Starbucks, for example, has invested in full-on inclusive concepts with two signing cafes in Malaysia and Washington D.C., both of which employ deaf employees. The D.C. store was designed with deaf customers top of mind, with two-way keyboards for customers to type their orders and digital screens that display menus and announce prepared drinks.
RightHear showed off their technology at the CSUN Assistive Technology Conference in San Diego last March and won over at least one big fan: Stevie Wonder.

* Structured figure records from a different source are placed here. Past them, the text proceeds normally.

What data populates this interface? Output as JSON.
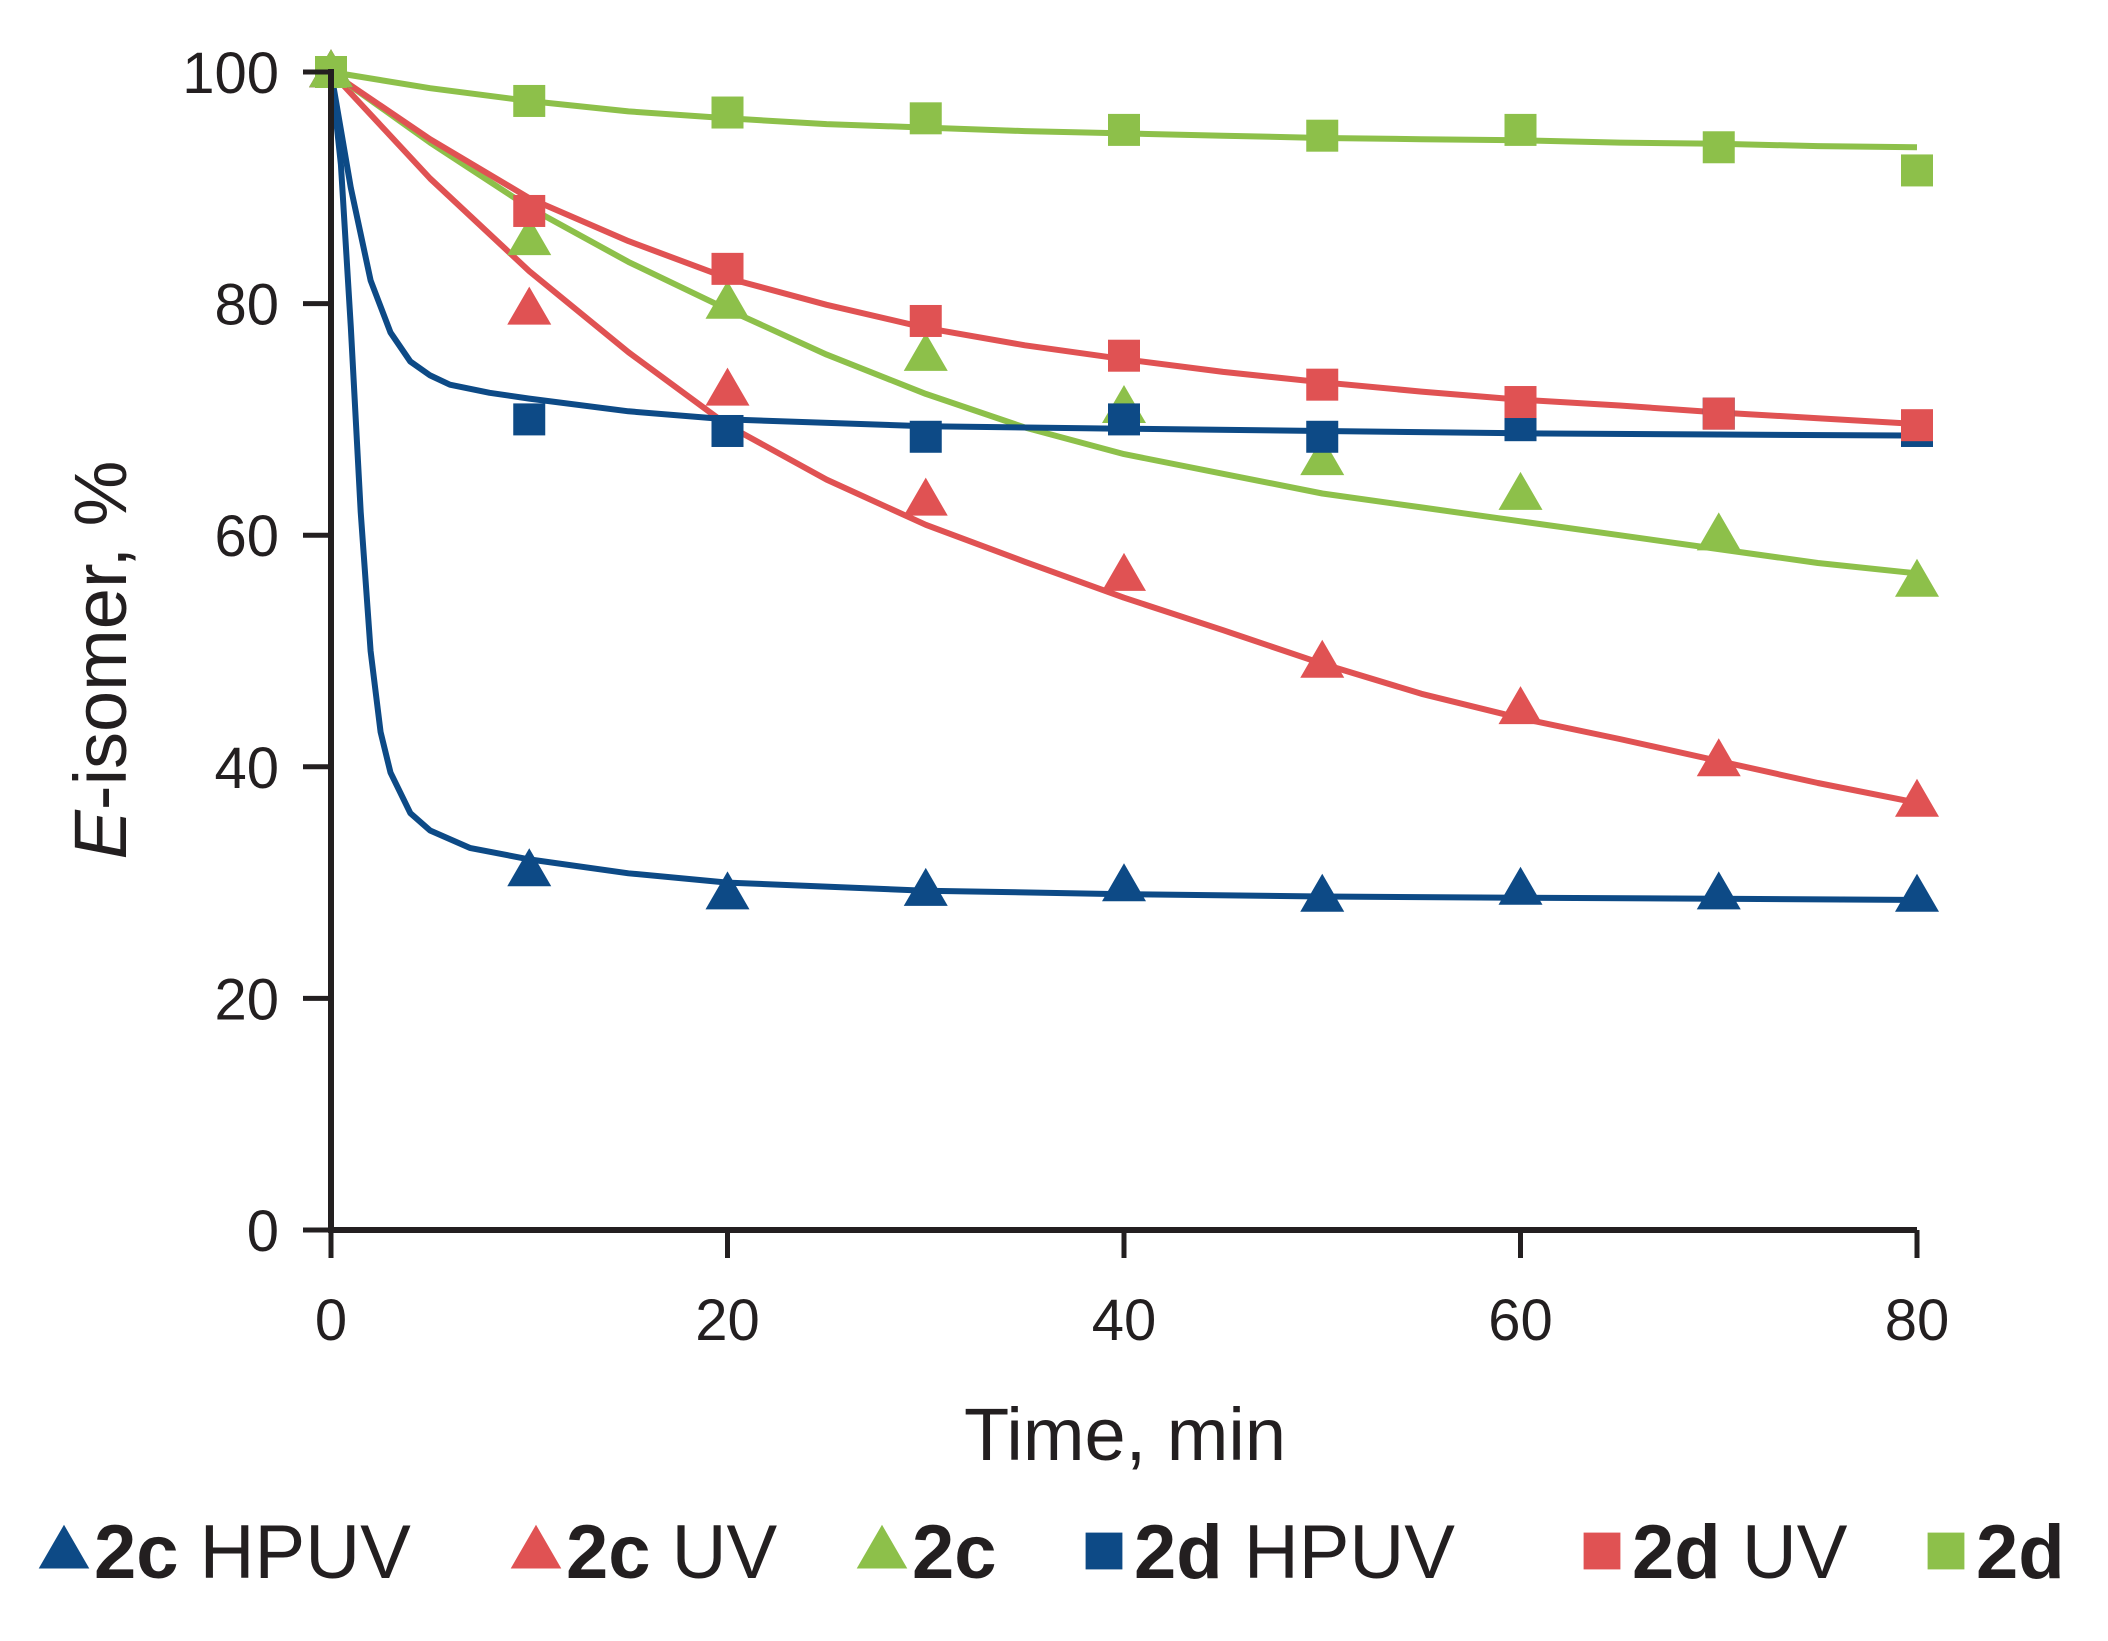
{
  "chart_data": {
    "type": "scatter",
    "xlabel": "Time, min",
    "ylabel_italic": "E",
    "ylabel_rest": "-isomer, %",
    "xlim": [
      0,
      80
    ],
    "ylim": [
      0,
      100
    ],
    "xticks": [
      0,
      20,
      40,
      60,
      80
    ],
    "yticks": [
      0,
      20,
      40,
      60,
      80,
      100
    ],
    "x_tick_labels": [
      "0",
      "20",
      "40",
      "60",
      "80"
    ],
    "y_tick_labels": [
      "0",
      "20",
      "40",
      "60",
      "80",
      "100"
    ],
    "grid": false,
    "legend_position": "bottom",
    "series": [
      {
        "name": "2c HPUV",
        "bold": "2c",
        "suffix": "HPUV",
        "marker": "triangle",
        "color": "#0d4a86",
        "x": [
          0,
          10,
          20,
          30,
          40,
          50,
          60,
          70,
          80
        ],
        "y": [
          100,
          31,
          29,
          29.3,
          29.7,
          28.8,
          29.4,
          29,
          28.8
        ],
        "fit": {
          "x": [
            0,
            0.5,
            1,
            1.5,
            2,
            2.5,
            3,
            4,
            5,
            7,
            10,
            15,
            20,
            30,
            40,
            50,
            60,
            70,
            80
          ],
          "y": [
            100,
            92,
            78,
            62,
            50,
            43,
            39.5,
            36,
            34.5,
            33,
            32,
            30.8,
            30,
            29.3,
            29,
            28.8,
            28.7,
            28.6,
            28.5
          ]
        }
      },
      {
        "name": "2c UV",
        "bold": "2c",
        "suffix": "UV",
        "marker": "triangle",
        "color": "#e05253",
        "x": [
          0,
          10,
          20,
          30,
          40,
          50,
          60,
          70,
          80
        ],
        "y": [
          100,
          79.5,
          72.5,
          63,
          56.5,
          49,
          45,
          40.5,
          37
        ],
        "fit": {
          "x": [
            0,
            5,
            10,
            15,
            20,
            25,
            30,
            35,
            40,
            45,
            50,
            55,
            60,
            65,
            70,
            75,
            80
          ],
          "y": [
            100,
            90.8,
            82.8,
            75.8,
            69.5,
            64.8,
            60.9,
            57.7,
            54.6,
            51.8,
            48.9,
            46.3,
            44.2,
            42.4,
            40.5,
            38.6,
            36.9
          ]
        }
      },
      {
        "name": "2c",
        "bold": "2c",
        "suffix": "",
        "marker": "triangle",
        "color": "#8dc04a",
        "x": [
          0,
          10,
          20,
          30,
          40,
          50,
          60,
          70,
          80
        ],
        "y": [
          100,
          85.5,
          80,
          75.5,
          71,
          66.5,
          63.5,
          60,
          56
        ],
        "fit": {
          "x": [
            0,
            5,
            10,
            15,
            20,
            25,
            30,
            35,
            40,
            45,
            50,
            55,
            60,
            65,
            70,
            75,
            80
          ],
          "y": [
            100,
            93.9,
            88.3,
            83.6,
            79.5,
            75.6,
            72.2,
            69.3,
            67,
            65.3,
            63.6,
            62.4,
            61.2,
            60,
            58.8,
            57.6,
            56.7
          ]
        }
      },
      {
        "name": "2d HPUV",
        "bold": "2d",
        "suffix": "HPUV",
        "marker": "square",
        "color": "#0d4a86",
        "x": [
          0,
          10,
          20,
          30,
          40,
          50,
          60,
          70,
          80
        ],
        "y": [
          100,
          70,
          69,
          68.5,
          70,
          68.5,
          69.5,
          70.5,
          69
        ],
        "fit": {
          "x": [
            0,
            1,
            2,
            3,
            4,
            5,
            6,
            8,
            10,
            15,
            20,
            30,
            40,
            50,
            60,
            70,
            80
          ],
          "y": [
            100,
            90,
            82,
            77.5,
            75,
            73.8,
            73,
            72.3,
            71.8,
            70.7,
            70,
            69.4,
            69.2,
            69,
            68.8,
            68.7,
            68.6
          ]
        }
      },
      {
        "name": "2d UV",
        "bold": "2d",
        "suffix": "UV",
        "marker": "square",
        "color": "#e05253",
        "x": [
          0,
          10,
          20,
          30,
          40,
          50,
          60,
          70,
          80
        ],
        "y": [
          100,
          88,
          83,
          78.5,
          75.5,
          73,
          71.5,
          70.5,
          69.5
        ],
        "fit": {
          "x": [
            0,
            5,
            10,
            15,
            20,
            25,
            30,
            35,
            40,
            45,
            50,
            55,
            60,
            65,
            70,
            75,
            80
          ],
          "y": [
            100,
            94.2,
            89.1,
            85.4,
            82.2,
            79.9,
            77.9,
            76.4,
            75.2,
            74.1,
            73.2,
            72.4,
            71.7,
            71.2,
            70.6,
            70.1,
            69.6
          ]
        }
      },
      {
        "name": "2d",
        "bold": "2d",
        "suffix": "",
        "marker": "square",
        "color": "#8dc04a",
        "x": [
          0,
          10,
          20,
          30,
          40,
          50,
          60,
          70,
          80
        ],
        "y": [
          100,
          97.5,
          96.5,
          96,
          95,
          94.5,
          95,
          93.5,
          91.5
        ],
        "fit": {
          "x": [
            0,
            5,
            10,
            15,
            20,
            25,
            30,
            35,
            40,
            45,
            50,
            55,
            60,
            65,
            70,
            75,
            80
          ],
          "y": [
            100,
            98.6,
            97.5,
            96.6,
            96,
            95.5,
            95.2,
            94.9,
            94.7,
            94.5,
            94.3,
            94.2,
            94.1,
            93.9,
            93.8,
            93.6,
            93.5
          ]
        }
      }
    ]
  }
}
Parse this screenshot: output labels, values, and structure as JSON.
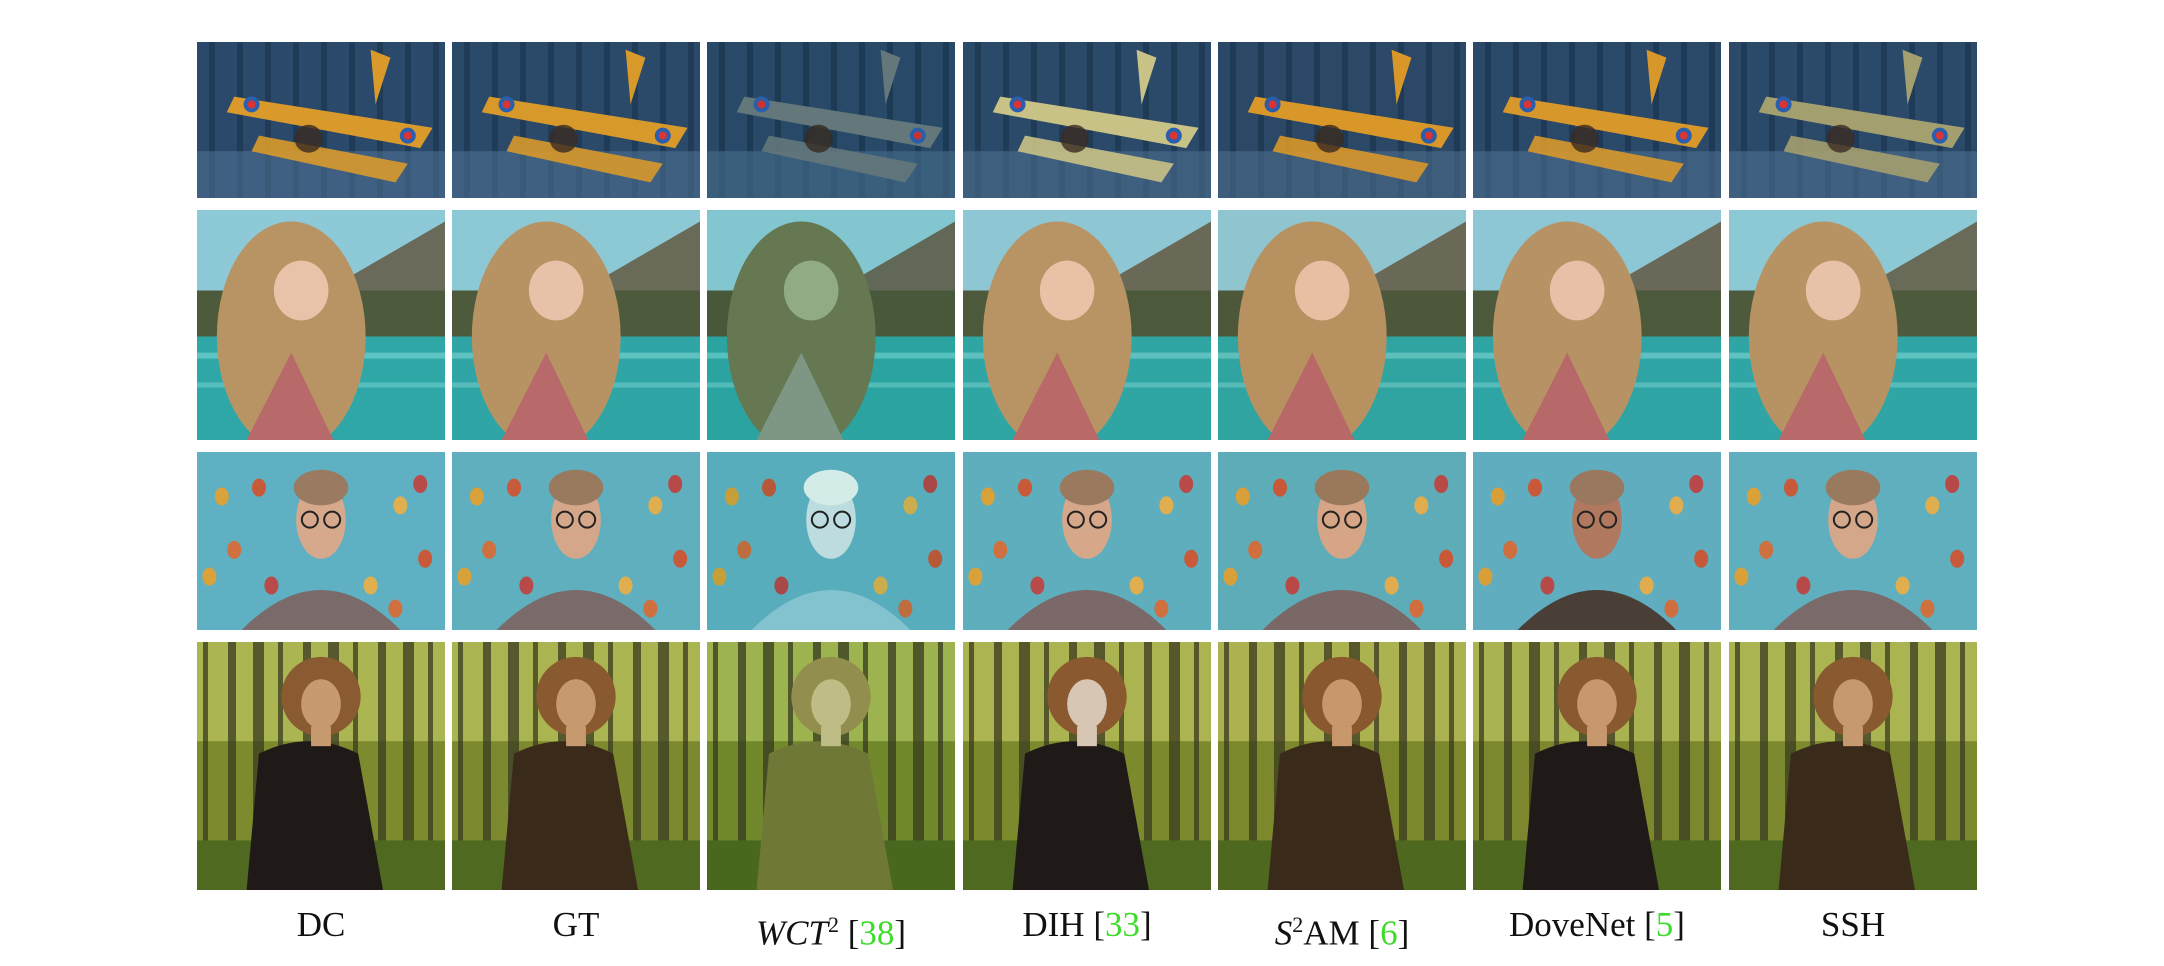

The Jerusalem Post reported that the app had 400 clients at that time and aimed to solve physical obstacles for the blind, rather than the more commonly discussed barriers to computers and the internet.
The system uses small, rock-like, self-powered sensors — called a physical accessibility spot, according to a video on RightHear’s website, installed in select locations of the building, to detect movement, which pings the app to voice instructions. Building owners control the app from a content management system. Upon reaching a set of three stairs in a museum, for instance, the customer could hear, “Please watch your step for three stairs.” When passing the entrance to a new exhibition, the app could announce a welcome message. For a quick-service restaurant, the system will likely mean instructions for a double-doored entry, the order counter, or directions to the restroom.
Still, because the RightHear technology relies on sensors, it might run into trouble in busy restaurants where staff and patrons swoop in and out. Customers might have to close the app while seated to avoid unwanted announcements of another person passing by the stair sensor.